Doria, então, foi traído? Na minha concepção, sim. Foi abandonado pela maioria. Quem ficou ao lado dele foi eu, mais dois ou três. A grande maioria estava pensando na sua eleição, no seu mandato, sem querer participar da candidatura presidencial. Nós precisávamos de um candidato que fosse marcar posição na eleição. Se ia ganhar ou não ia ganhar são outros quinhentos. O PSDB está à deriva. O PSDB nacional fechou com a Simone Tebet, que não se mexe nas pesquisas. A Simone não conseguiu, infelizmente, embalar a campanha, nem o próprio MDB está com ela 100%. É muito difícil [que ela deslanche], temos 80 dias para a eleição e ela já poderia ter deslanchado. Em São Paulo, o PSDB de São Paulo decidiu apoiar outro candidato, então é meio que o samba do criolo doido. Não tivemos um candidato nosso e, agora, não temos ninguém da terceira via que seja realmente viável. Eu, particularmente, sou contra o apoio à candidatura do Bivar. Não vou fazer campanha, não vou me posicionar a favor, porque tenho minhas restrições. E a Simone, com quem tenho um ótimo relacionamento, não temos visto ela conseguir empolgar o eleitor. Oitenta dias é um tempo curto, então é difícil que essa candidatura ande. Não sei se passa na convenção.

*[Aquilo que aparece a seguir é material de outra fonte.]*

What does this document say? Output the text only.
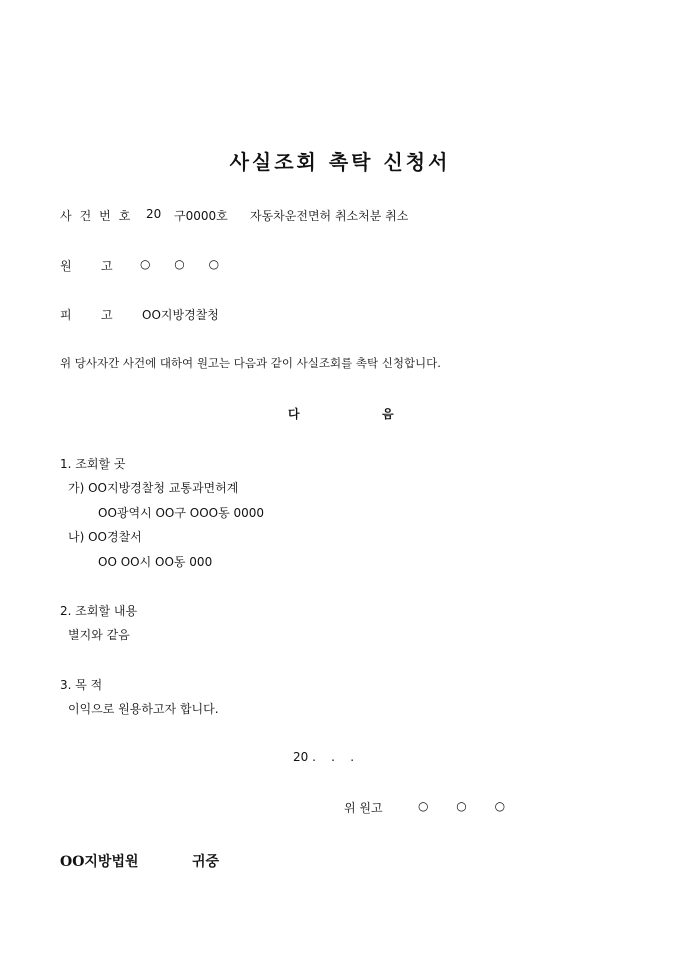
사실조회 촉탁 신청서
사건번호 20 구0000호 자동차운전면허 취소처분 취소
원 고 ○ ○ ○
피 고 OO지방경찰청
위 당사자간 사건에 대하여 원고는 다음과 같이 사실조회를 촉탁 신청합니다.
다	음
1. 조회할 곳
가) OO지방경찰청 교통과면허계
OO광역시 OO구 OOO동 0000
나) OO경찰서
OO OO시 OO동 000
2. 조회할 내용
별지와 같음
3. 목 적
이익으로 원용하고자 합니다.
20 .    .    .
위 원고	○ ○ ○
OO지방법원	귀중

O PSDB nacional anunciou apoio à Simone Tebet, mas em São Paulo e no Rio Grande do Sul há um apoio a Bivar. O partido está perdido? O PSDB não está perdido, quem se perdeu foi a terceira via. Não temos ninguém com musculatura para realmente agregar e conseguir ir para essa guerra com chance de vencer. A terceira via está perdida, foi esse tanto de confusão com João Doria, Eduardo Leite, Sergio Moro e a terceira via se perdeu no meio do caminho. Não pode se imputar ao PSDB estar perdido. Simone e Bivar… Tanto faz, porque nenhum tem grandes chances. A candidatura do Bivar é loucura da cabeça dele, show de megalomania dele. Conheço o Bivar como um homem que não tem palavra, nunca cumpriu a palavra com os leais do PSL, vendia o partido como bem queria, assim foi quando o partido rompeu com o governo, depois voltou novamente ao governo. [Agora ele vem] Com essa candidatura que chega a ser farsante: usar dinheiro público e tempo de TV para manter essa candidatura que não tem a menor chance. E esse perfil coronelista do Bivar não me agrada em nada, sou uma democrata, gosto de pessoas que sabem debater e não pessoas que ficam estimulando e treinando a traição dia sim e dia também.

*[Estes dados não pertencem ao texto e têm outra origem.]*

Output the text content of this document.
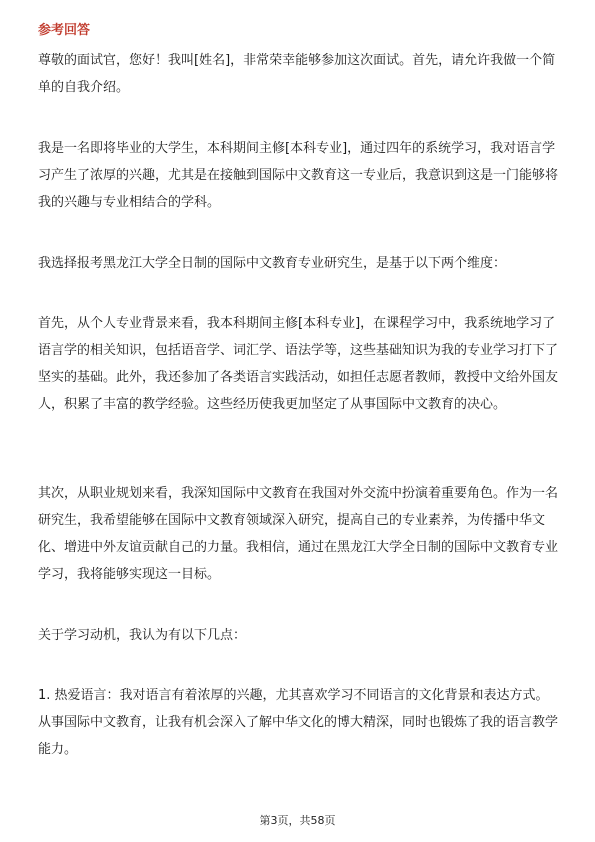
参考回答

尊敬的面试官，您好！我叫[姓名]，非常荣幸能够参加这次面试。首先，请允许我做一个简单的自我介绍。

我是一名即将毕业的大学生，本科期间主修[本科专业]，通过四年的系统学习，我对语言学习产生了浓厚的兴趣，尤其是在接触到国际中文教育这一专业后，我意识到这是一门能够将我的兴趣与专业相结合的学科。

我选择报考黑龙江大学全日制的国际中文教育专业研究生，是基于以下两个维度：

首先，从个人专业背景来看，我本科期间主修[本科专业]，在课程学习中，我系统地学习了语言学的相关知识，包括语音学、词汇学、语法学等，这些基础知识为我的专业学习打下了坚实的基础。此外，我还参加了各类语言实践活动，如担任志愿者教师，教授中文给外国友人，积累了丰富的教学经验。这些经历使我更加坚定了从事国际中文教育的决心。

其次，从职业规划来看，我深知国际中文教育在我国对外交流中扮演着重要角色。作为一名研究生，我希望能够在国际中文教育领域深入研究，提高自己的专业素养，为传播中华文化、增进中外友谊贡献自己的力量。我相信，通过在黑龙江大学全日制的国际中文教育专业学习，我将能够实现这一目标。

关于学习动机，我认为有以下几点：

1. 热爱语言：我对语言有着浓厚的兴趣，尤其喜欢学习不同语言的文化背景和表达方式。从事国际中文教育，让我有机会深入了解中华文化的博大精深，同时也锻炼了我的语言教学能力。

第3页，共58页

A senhora foi eleita na esteira do bolsonarismo e chegou a ser líder do governo no Congresso Nacional. Se arrepende de ter se aliado ao presidente e de ter ajudado a elegê-lo? Fui eleita ao lado do Bolsonaro, só que quando comecei a apoiar o Bolsonaro já era a jornalista mais assistida do país, não fui na onda Bolsonaro. Eu já era Joice Hasselmann, com vários prêmios de jornalismo e conhecida no país inteiro. Esse atual presidente da República quando candidato era outra pessoa, ele realmente sempre foi chucro, grosseiro, mas se vendia como um homem honesto. Então, eu e um grupo de pessoas acabaram apoiando o Bolsonaro. Meus questionamentos ao governo já começaram na transição, vi que alguma coisa estava errada, mas existia algo muito importante para fazer ao Brasil, se não o país ia quebrar, que é a reforma da Previdência. Não fui líder por escolha pessoal do Bolsonaro, porque nunca me dei com os filhos dele, nunca tive amizade com os filhos dele, sempre tive restrições e não me envolvi com eles em campanha. Para o presidente me colocar líder ele teria que enfrentar líder. Por que ele me colocou? Porque na época, o Rodrigo Maia e o então presidente do Congresso viram que eu conseguia dizer não a pessoa esquizofrênica que é o Bolsonaro, eles enxergaram muito bem isso no caso Bebianno [ex-ministro e um dos aliados de primeira hora de Bolsonaro, com quem rompeu pouco antes de morrer, em março de 2020], que eu consegui segurar um tempo as pontas e eles sugeriram meu nome, como líder do Congresso e assim foi. Entreguei tudo que precisava para o governo até decidir romper em outubro do ano passado, porque ele me exigiu que defendesse os filhos bandidos. Não como quem pede, me exigiu do ponto de vista de ameaçar me agredir fisicamente, esse nível e exigência. Então, rompi definitivamente e me arrependo amargamente de tê-lo apoiado em 2018.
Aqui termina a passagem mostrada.